Тут же, в машинном, как войдешь в ворота, на правой стороне — крохотная мазанка с двумя оконцами, выходящими на улицу, — дежурка. В мазанке нары, где спит Авданя, и печка, возле которой он обогревается, когда на улице холодно.

Но теперь был май, и Евдоким Кузьмич находился в своей летней резиденции: летом он всегда сидел на скамейке, что с солнечной стороны сарая.

Греясь на солнышке, начальник добровольной пожарной дружины обозревал с высоты Липяги. А все ли благополучно во вверенном ему царстве?

Чуть что, у Авдани под рукой все средства противопожарной борьбы. Слева, возле сарая, на дубовом столбе подвешен буфер от железнодорожного вагона — сигнальный колокол. При пожаре Авданя должен бить болтом по буферу, а потом бежать в сарай и выкатывать свои «машины».

II

Евдоким Кузьмич сидел на лавочке и курил.

Было около часу пополудни. Майское солнце припекало вовсю. От разогретой железной крыши сарая волнами шли голубые струи воздуха. Над площадью вились и пели жаворонки. Ворковали голуби, парочками расхаживая по утоптанному перед пожаркой «пятачку».

— Сядь-ка рядом, крестничек, потолковать надо, — сказал Евдоким Кузьмич, когда я подошел к нему. Он подвинулся, освобождая рядом с собой место на скамеечке, и по тому, как он ловко приклеил самокрутку к губе, я понял, что разговор предстоит долгий.

«Прочитал, наверное; что я про него писал, — мелькнуло у меня в голове. — Станет сейчас свои обиды мне выкладывать».

Ну что ж, не он первый… После того как журнал напечатал кое-что из моих «Записок», мне проходу не дают в Липягах.

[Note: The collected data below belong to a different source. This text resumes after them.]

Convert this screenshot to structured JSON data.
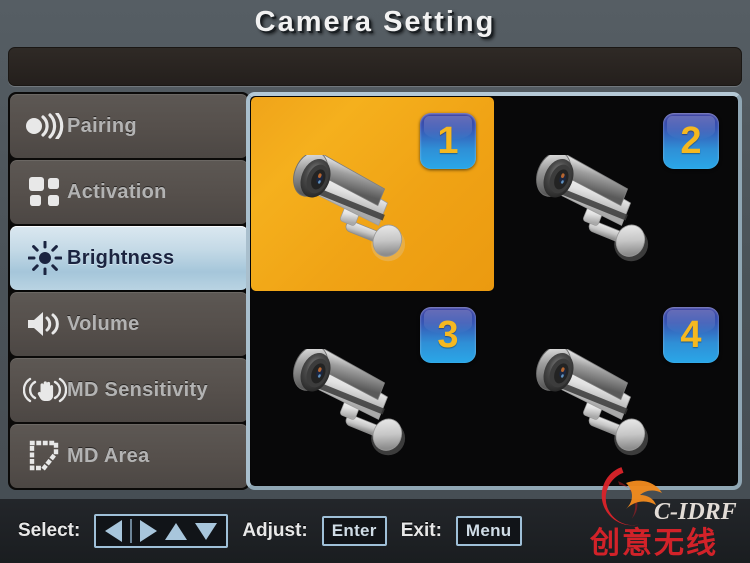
{
  "header": {
    "title": "Camera Setting",
    "status_text": ""
  },
  "sidebar": {
    "items": [
      {
        "id": "pairing",
        "label": "Pairing",
        "icon": "signal-wave-icon",
        "selected": false
      },
      {
        "id": "activation",
        "label": "Activation",
        "icon": "grid-squares-icon",
        "selected": false
      },
      {
        "id": "brightness",
        "label": "Brightness",
        "icon": "sun-icon",
        "selected": true
      },
      {
        "id": "volume",
        "label": "Volume",
        "icon": "speaker-icon",
        "selected": false
      },
      {
        "id": "md-sensitivity",
        "label": "MD Sensitivity",
        "icon": "hand-motion-icon",
        "selected": false
      },
      {
        "id": "md-area",
        "label": "MD Area",
        "icon": "dotted-region-icon",
        "selected": false
      }
    ]
  },
  "camera_grid": {
    "cameras": [
      {
        "number": "1",
        "selected": true
      },
      {
        "number": "2",
        "selected": false
      },
      {
        "number": "3",
        "selected": false
      },
      {
        "number": "4",
        "selected": false
      }
    ]
  },
  "footer": {
    "select_label": "Select:",
    "arrows": [
      "left-arrow",
      "right-arrow",
      "up-arrow",
      "down-arrow"
    ],
    "adjust_label": "Adjust:",
    "adjust_key": "Enter",
    "exit_label": "Exit:",
    "exit_key": "Menu"
  },
  "watermark": {
    "brand_latin": "C-IDRF",
    "brand_cjk": "创意无线"
  },
  "colors": {
    "background": "#4b5359",
    "selected_menu": "#bad6e6",
    "selected_camera": "#f0a41a",
    "badge_number": "#f5b820",
    "key_border": "#9fc0d8",
    "panel_border": "#a9bfcd",
    "watermark_red": "#d8232a",
    "watermark_orange": "#f08a1e"
  }
}
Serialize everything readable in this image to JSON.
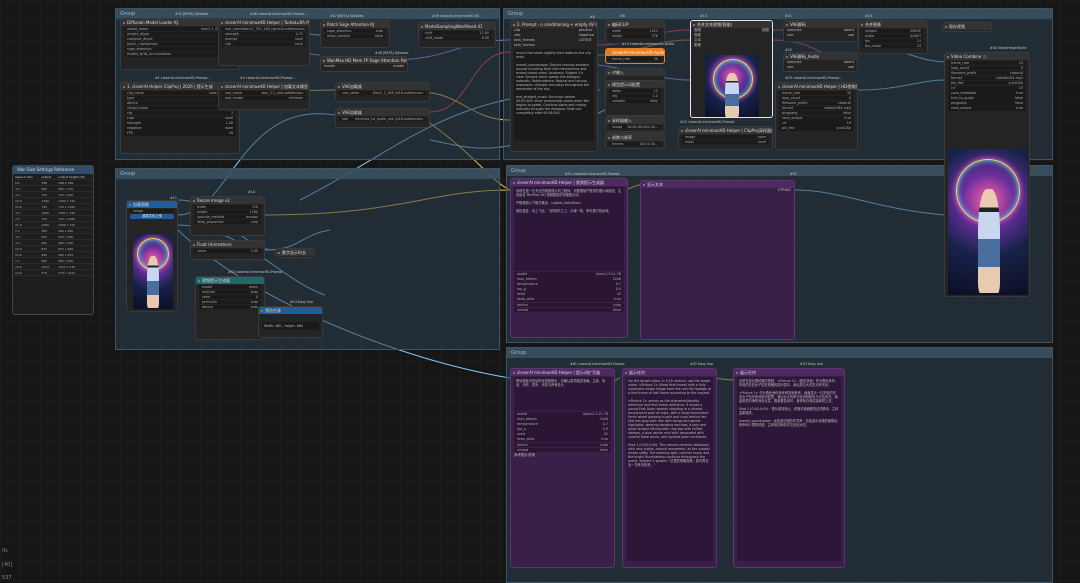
{
  "groups": [
    {
      "id": "g1",
      "title": "Group"
    },
    {
      "id": "g2",
      "title": "Group"
    },
    {
      "id": "g3",
      "title": "Group"
    },
    {
      "id": "g4",
      "title": "Group"
    },
    {
      "id": "g5",
      "title": "Group"
    }
  ],
  "size_ref": {
    "title": "Wan Size Settings Reference",
    "header": [
      "aspect ratio",
      "output",
      "output height (W)"
    ],
    "rows": [
      [
        "1:1",
        "720",
        "720 x 720"
      ],
      [
        "4:3",
        "960",
        "960 x 720"
      ],
      [
        "3:4",
        "720",
        "720 x 960"
      ],
      [
        "16:9",
        "1280",
        "1280 x 720"
      ],
      [
        "9:16",
        "720",
        "720 x 1280"
      ],
      [
        "3:2",
        "1080",
        "1080 x 720"
      ],
      [
        "2:3",
        "720",
        "720 x 1080"
      ],
      [
        "21:9",
        "1680",
        "1680 x 720"
      ],
      [
        "1:1",
        "480",
        "480 x 480"
      ],
      [
        "4:3",
        "640",
        "640 x 480"
      ],
      [
        "3:4",
        "480",
        "480 x 640"
      ],
      [
        "16:9",
        "832",
        "832 x 480"
      ],
      [
        "9:16",
        "480",
        "480 x 832"
      ],
      [
        "1:1",
        "960",
        "960 x 960"
      ],
      [
        "16:9",
        "1024",
        "1024 x 576"
      ],
      [
        "9:16",
        "576",
        "576 x 1024"
      ]
    ]
  },
  "nodes": {
    "diff": {
      "badge": "#45 [BETA] KJNodes",
      "title": "Diffusion Model Loader KJ",
      "w": [
        [
          "model_name",
          "wan2.1_i2v_480p..."
        ],
        [
          "weight_dtype",
          "default"
        ],
        [
          "compute_dtype",
          "default"
        ],
        [
          "patch_cublaslinear",
          "false"
        ],
        [
          "sage_attention",
          "disabled"
        ],
        [
          "enable_fp16_accumulation",
          "false"
        ]
      ]
    },
    "lora": {
      "badge": "#46 closerAI-minimaxHD-Prompt...",
      "title": "closerAI minimaxHD Helper | TurboLoRA Prompt",
      "w": [
        [
          "lora_name",
          "Wan21_T2V_14B_lightx2v.safetensors"
        ],
        [
          "strength",
          "0.75"
        ],
        [
          "prompt",
          "none"
        ],
        [
          "clip",
          "none"
        ]
      ]
    },
    "sage": {
      "badge": "#47 [BETA] KJNodes",
      "title": "Patch Sage Attention KJ",
      "w": [
        [
          "sage_attention",
          "auto"
        ],
        [
          "allow_compile",
          "false"
        ]
      ]
    },
    "blockswap": {
      "badge": "#48 [BETA] KJNodes",
      "title": "WanMax HD Mem FP Sage Attention Patch",
      "w": [
        [
          "model",
          "model"
        ]
      ]
    },
    "ksampler": {
      "badge": "#49 closerAI-minimaxHD-KS",
      "title": "ModelSamplingWanMixed 41",
      "w": [
        [
          "shift",
          "12.00"
        ],
        [
          "shift_mode",
          "8.00"
        ]
      ]
    },
    "clipvis": {
      "badge": "#1 closerAI-minimaxHD-Prompt...",
      "title": "1. closerAI Helper ClipProj | 2026 | 提示生成",
      "w": [
        [
          "clip_name",
          "open-clip-vit-h"
        ],
        [
          "type",
          "wan"
        ],
        [
          "device",
          "default"
        ],
        [
          "visual_mode",
          "RGB"
        ],
        [
          "cfg",
          "3"
        ],
        [
          "crop",
          "none"
        ],
        [
          "strength",
          "1.00"
        ],
        [
          "negative",
          "none"
        ],
        [
          "FPS",
          "16"
        ]
      ]
    },
    "vae": {
      "badge": "#4 closerAI-minimaxHD-Prompt...",
      "title": "closerAI minimaxHD Helper | 加载文本模型",
      "w": [
        [
          "vae_name",
          "wan_2.1_vae.safetensors"
        ],
        [
          "vae_model",
          "minimax"
        ]
      ]
    },
    "vaeload": {
      "title": "VAE加载器",
      "w": [
        [
          "vae_name",
          "Wan2_1_VAE_bf16.safetensors"
        ]
      ]
    },
    "vaeload2": {
      "title": "VAE加载器",
      "w": [
        [
          "vae",
          "minimax_hd_audio_vae_fp16.safetensors"
        ]
      ]
    },
    "prompt2": {
      "badge": "#6",
      "title": "2. Prompt - n conditioning + empty AV latent",
      "ins": [
        "clip",
        "vae",
        "text_frames",
        "text_frames"
      ],
      "outs": [
        "positive",
        "negative",
        "LATENT"
      ],
      "text": "music that starts slightly then fades as the clip ends.\n\noverall_soundscape: Distant carnival ambient sounds including faint ride mechanisms and muted crowd noise. Loudness: Subject Y.'s clear Chinese voice speaks the dialogue naturally. Rate/cadence: Natural and natural-expression changes and plays throughout the remainder of the clip.\n\nend_straight_music: No music before 00:02:000; enter melancholic piano when Yan begins to speak. Continue piano and mixing naturally through the dialogue; finish out completely after 00:06.000."
    },
    "prompt3": {
      "badge": "#8",
      "title": "编码CLIP",
      "w": [
        [
          "width",
          "1024"
        ],
        [
          "height",
          "576"
        ]
      ]
    },
    "audio": {
      "badge": "#13 closerAI-minimaxHD-Audio",
      "title": "closerAI-minimaxHD-Audio",
      "w": [
        [
          "audio",
          "none"
        ],
        [
          "frame_rate",
          "30"
        ]
      ]
    },
    "nfr": {
      "title": "nf输入",
      "w": [
        [
          "value",
          "0"
        ]
      ]
    },
    "modelcfg": {
      "title": "模型提示词配置",
      "w": [
        [
          "steps",
          "12"
        ],
        [
          "cfg",
          "1.0"
        ],
        [
          "sampler",
          "Kkey"
        ],
        [
          "scheduler",
          "res_2s"
        ],
        [
          "denoise",
          "10"
        ],
        [
          "noise",
          "0"
        ],
        [
          "seed",
          "0"
        ]
      ]
    },
    "sampler": {
      "title": "采样器输入",
      "w": [
        [
          "image",
          "00:01:00.000 00..."
        ],
        [
          "seed",
          "22"
        ]
      ]
    },
    "sampler2": {
      "title": "帧数与帧率",
      "w": [
        [
          "frames",
          "00:01:00..."
        ],
        [
          "mask",
          "22"
        ]
      ]
    },
    "advcfg": {
      "badge": "#22 closerAI-minimaxHD-Prompt",
      "title": "closerAI minimaxHD Helper | ClipProj采样器处理",
      "w": [
        [
          "image",
          "none"
        ],
        [
          "mask",
          "none"
        ],
        [
          "image",
          "none"
        ]
      ]
    },
    "videocomb": {
      "badge": "#15",
      "title": "合并文本视频(智能)",
      "ins": [
        "音频",
        "视频",
        "文本",
        "图像"
      ],
      "outs": [
        "视频"
      ]
    },
    "vaedec1": {
      "badge": "#21",
      "title": "VAE解码",
      "w": [
        [
          "samples",
          "latent"
        ],
        [
          "vae",
          "vae"
        ]
      ]
    },
    "vaedec2": {
      "badge": "#22",
      "title": "VAE解码_Audio",
      "w": [
        [
          "samples",
          "latent"
        ],
        [
          "vae",
          "vae"
        ]
      ]
    },
    "helperv": {
      "badge": "#23 closerAI-minimaxHD-Prompt...",
      "title": "closerAI minimaxHD Helper | HD视频保存",
      "w": [
        [
          "frame_rate",
          "30"
        ],
        [
          "loop_count",
          "0"
        ],
        [
          "filename_prefix",
          "closerAI"
        ],
        [
          "format",
          "video/h264-mp4"
        ],
        [
          "pingpong",
          "false"
        ],
        [
          "save_output",
          "true"
        ],
        [
          "crf",
          "19"
        ],
        [
          "pix_fmt",
          "yuv420p"
        ]
      ]
    },
    "combine": {
      "badge": "#24",
      "title": "合并图像",
      "w": [
        [
          "images",
          "IMAGE"
        ],
        [
          "audio",
          "AUDIO"
        ],
        [
          "fps",
          "24"
        ],
        [
          "fps_mode",
          "24"
        ]
      ]
    },
    "saveimg": {
      "title": "保存视频",
      "w": []
    },
    "vhs": {
      "badge": "#40 VideoHelperSuite",
      "title": "Video Combine 🎥",
      "w": [
        [
          "frame_rate",
          "24"
        ],
        [
          "loop_count",
          "0"
        ],
        [
          "filename_prefix",
          "closerAI"
        ],
        [
          "format",
          "video/h264-mp4"
        ],
        [
          "pix_fmt",
          "yuv420p"
        ],
        [
          "crf",
          "19"
        ],
        [
          "save_metadata",
          "true"
        ],
        [
          "trim_to_audio",
          "false"
        ],
        [
          "pingpong",
          "false"
        ],
        [
          "save_output",
          "true"
        ]
      ]
    },
    "loadimg": {
      "badge": "#11",
      "title": "加载图像",
      "w": [
        [
          "image",
          "comfyui_temp_png..."
        ]
      ],
      "btn": "选择文件上传"
    },
    "resize": {
      "badge": "#10",
      "title": "Resize Image v2",
      "w": [
        [
          "width",
          "720"
        ],
        [
          "height",
          "1280"
        ],
        [
          "upscale_method",
          "lanczos"
        ],
        [
          "keep_proportion",
          "crop"
        ],
        [
          "divisible_by",
          "16"
        ]
      ]
    },
    "getsize": {
      "badge": "#12",
      "title": "获取图像尺寸",
      "w": [
        [
          "width",
          "width"
        ],
        [
          "height",
          "height"
        ]
      ]
    },
    "floatnode": {
      "badge": "#13",
      "title": "Float (Animation)",
      "w": [
        [
          "value",
          "5.00"
        ]
      ]
    },
    "duration": {
      "badge": "#14",
      "title": "数字显示时长",
      "w": []
    },
    "qwen": {
      "badge": "#53 closerAI-minimaxHD-Prompt",
      "title": "视频提示生成器",
      "w": [
        [
          "model",
          "qwen"
        ],
        [
          "method",
          "auto"
        ],
        [
          "seed",
          "0"
        ],
        [
          "precision",
          "auto"
        ],
        [
          "device",
          "auto"
        ],
        [
          "size",
          "1024"
        ]
      ]
    },
    "qwen_hd": {
      "badge": "#14 Easy Use",
      "title": "预览任意",
      "w": []
    },
    "wh": {
      "title": "Width: 480 , height: 864",
      "w": []
    },
    "llm1": {
      "badge": "#51 closerAI-minimaxHD-Prompt",
      "title": "closerAI minimaxHD Helper | 视频提示生成器",
      "text": "你现在是一位专业的视频提示词工程师，请根据用户提供的图片和描述，生成适合 MiniMax HD 视频模型的详细提示词。\n\n严格按照以下格式输出：subject_definitions\n\n相机语言：向上飞近，飞跃城市之上，大城一角，摩天楼夕阳余辉。",
      "w": [
        [
          "model",
          "Qwen2.5-VL-7B"
        ],
        [
          "max_tokens",
          "2048"
        ],
        [
          "temperature",
          "0.7"
        ],
        [
          "top_p",
          "0.9"
        ],
        [
          "seed",
          "42"
        ],
        [
          "keep_alive",
          "true"
        ],
        [
          "device",
          "cuda"
        ],
        [
          "unload",
          "false"
        ]
      ]
    },
    "prevtxt": {
      "badge": "#52",
      "title": "显示文本",
      "outs": [
        "STRING"
      ]
    },
    "llm2": {
      "badge": "#61 closerAI-minimaxHD-Prompt",
      "title": "closerAI minimaxHD Helper | 提示词扩写器",
      "text": "预设模板中的结构化视频提示，请确认各项描述准确。主体、场景、动作、镜头、光影与声音设计。",
      "w": [
        [
          "model",
          "Qwen2.5-VL-7B"
        ],
        [
          "max_tokens",
          "2048"
        ],
        [
          "temperature",
          "0.7"
        ],
        [
          "top_p",
          "0.9"
        ],
        [
          "seed",
          "42"
        ],
        [
          "keep_alive",
          "true"
        ],
        [
          "device",
          "cuda"
        ],
        [
          "unload",
          "false"
        ]
      ],
      "extra": "参考图片说明"
    },
    "show1": {
      "badge": "#52 Easy Use",
      "title": "展示任何",
      "text": "For the target video, in 9:16 vertical, use the target video: <Picture 1> (fixed first frame) with a fully consistent single image from the real-life footage at a first frame or last frame according to the request.\n\n<Picture 1> serves as the character/identity reference and first frame reference. It shows a young East Asian woman standing in a vibrant amusement park at night, with a large illuminated Ferris wheel glowing in pink and cyan behind her. She has long dark hair with bangs and gentle highlights, wearing dangling earrings, a pink and white striped off-shoulder crop top with ruffled sleeves, a blue denim mini skirt decorated with colorful floral prints, and layered pearl necklaces.\n\nShot 1 (0:00-0:05): The camera remains stationary with very subtle, natural movement, as the subject smiles softly. The evening light, carnival music and the bright illuminations continue throughout the scene. Subject Y. speaks: \"这里的夜晚真美，我们再去坐一次摩天轮吧。\""
    },
    "show2": {
      "badge": "#53 Easy Use",
      "title": "展示任何",
      "text": "这是在游乐园拍摄的视频，<Picture 1>（固定首帧）作为角色参考。年轻的东亚女子站在夜晚的游乐园中，身后是巨大的发光摩天轮。\n\n<Picture 1> 作为角色身份参考和首帧参考。画面显示一位年轻的东亚女子站在夜间游乐园里，身后巨大的摩天轮闪烁粉色与青色的光。她留着带刘海的深色长发，戴着垂坠耳环，身穿粉白条纹露肩短上衣。\n\nShot 1 (0:00-0:05)：镜头保持静止，伴随非常细微的自然移动，主体温柔微笑。\n\noverall_soundscape：远处游乐园的环境声，包括游乐设施的微弱运转声和人群的低语。主体用清晰的中文说出对白。"
    }
  },
  "hud": [
    "0s",
    "[40]",
    "537"
  ]
}
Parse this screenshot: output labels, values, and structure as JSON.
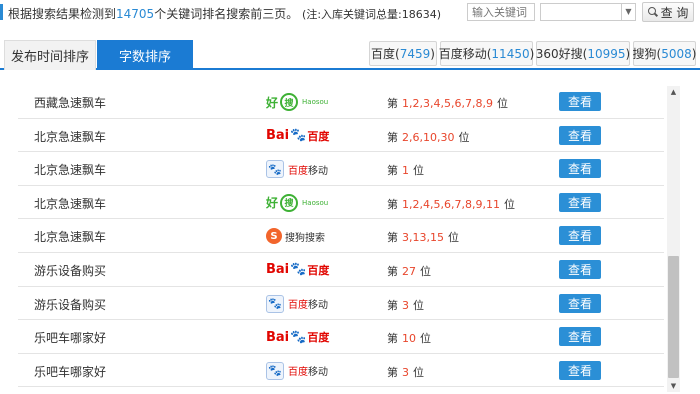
{
  "header": {
    "summary_prefix": "根据搜索结果检测到",
    "keyword_count": "14705",
    "summary_suffix": "个关键词排名搜索前三页。",
    "note": "(注:入库关键词总量:18634)",
    "search_placeholder": "输入关键词",
    "query_label": "查 询"
  },
  "tabs": [
    {
      "label": "发布时间排序",
      "active": false
    },
    {
      "label": "字数排序",
      "active": true
    }
  ],
  "engines": [
    {
      "name": "百度",
      "count": "7459"
    },
    {
      "name": "百度移动",
      "count": "11450"
    },
    {
      "name": "360好搜",
      "count": "10995"
    },
    {
      "name": "搜狗",
      "count": "5008"
    }
  ],
  "logos": {
    "haosou_hao": "好",
    "haosou_sou": "搜",
    "haosou_en": "Haosou",
    "baidu_bai": "Bai",
    "baidu_paw": "🐾",
    "baidu_du": "百度",
    "bdm_text_a": "百度",
    "bdm_text_b": "移动",
    "sogou_s": "S",
    "sogou_text": "搜狗搜索"
  },
  "rank_prefix": "第",
  "rank_suffix": "位",
  "view_label": "查看",
  "rows": [
    {
      "keyword": "西藏急速飘车",
      "engine": "360",
      "positions": "1,2,3,4,5,6,7,8,9"
    },
    {
      "keyword": "北京急速飘车",
      "engine": "baidu",
      "positions": "2,6,10,30"
    },
    {
      "keyword": "北京急速飘车",
      "engine": "baidu-mobile",
      "positions": "1"
    },
    {
      "keyword": "北京急速飘车",
      "engine": "360",
      "positions": "1,2,4,5,6,7,8,9,11"
    },
    {
      "keyword": "北京急速飘车",
      "engine": "sogou",
      "positions": "3,13,15"
    },
    {
      "keyword": "游乐设备购买",
      "engine": "baidu",
      "positions": "27"
    },
    {
      "keyword": "游乐设备购买",
      "engine": "baidu-mobile",
      "positions": "3"
    },
    {
      "keyword": "乐吧车哪家好",
      "engine": "baidu",
      "positions": "10"
    },
    {
      "keyword": "乐吧车哪家好",
      "engine": "baidu-mobile",
      "positions": "3"
    }
  ],
  "colors": {
    "accent": "#1b7bd3",
    "count": "#2a8ad4",
    "position": "#e8462c",
    "button": "#2b8fd6"
  }
}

Авданя покрутил кончики усов, кашлянул.

— Читал, читал, крестничек! — заговорил он. — Что ж, оно будто ничего… прославил, можно сказать. Только вот какая закавыка. Позволь тебя по-простому, по-родственному спросить: а где герой? Чебухайка, что ли, герой? Были, конечно, у нас такие — ничего супротив не скажешь. А где, как это говорится, такой вот герой! — Авданя встал со скамейки и, как Швейк, вытянул руки по швам, подбородок задрал кверху; лицо — усатое, волевое.

Я понял, о чем он говорит.

— Герой во весь рост! — сказал я.

— Ага! Понял, выходит. — Евдоким Кузьмич снова сел, пососал самокрутку, подымил, опять прицепил ее к губе и продолжал: — Разве нет у нас таких? Есть. Выходит, проглядел.

— Подскажи, Евдоким Кузьмич.

— Ну, взять, к примеру, хоть того, с кем ты теперь рядом сидишь, — сказал крестный. — Что ты про меня там прописал? На поводу у отсталых настроеньев пошел. Шуточки да прибауточки разные. А если про мою жисть по-сурьезному рассказать, то, может, другого такого героя во всех Липягах не я сыщешь!

Я улыбнулся, уверенный, что Авданя, по своему обыкновению, шутит. С крестным всегда начеку надо быть. Доверишься ему, начнешь поддакивать — он тебя вокруг пальца обведет, высмеет и посадит в галошу.

— У нас ведь как заведено, — продолжал Евдоким Кузьмич с самым серьезным видом. — Если ты пуд молока от коровы в день надоил, то ты — герой. А что Авданя стоит вот тут на посту круглый день-деньской и от огня обчественное добро сберегает, то над этим все подсмеиваются: стариковское, мол, это дело — пожарка! Можно сказать, списали Авданю в обоз. Не тут-то было! И в обозе можно быть героем. Почему в Липягах какой год пожаров нет? А-а? Молчишь! Они, бабы, думают, что пожары сами по себе перевелись. Ан нет! Их нет потому, что Авданя на посту. Потому что я бдителен! Вот почему…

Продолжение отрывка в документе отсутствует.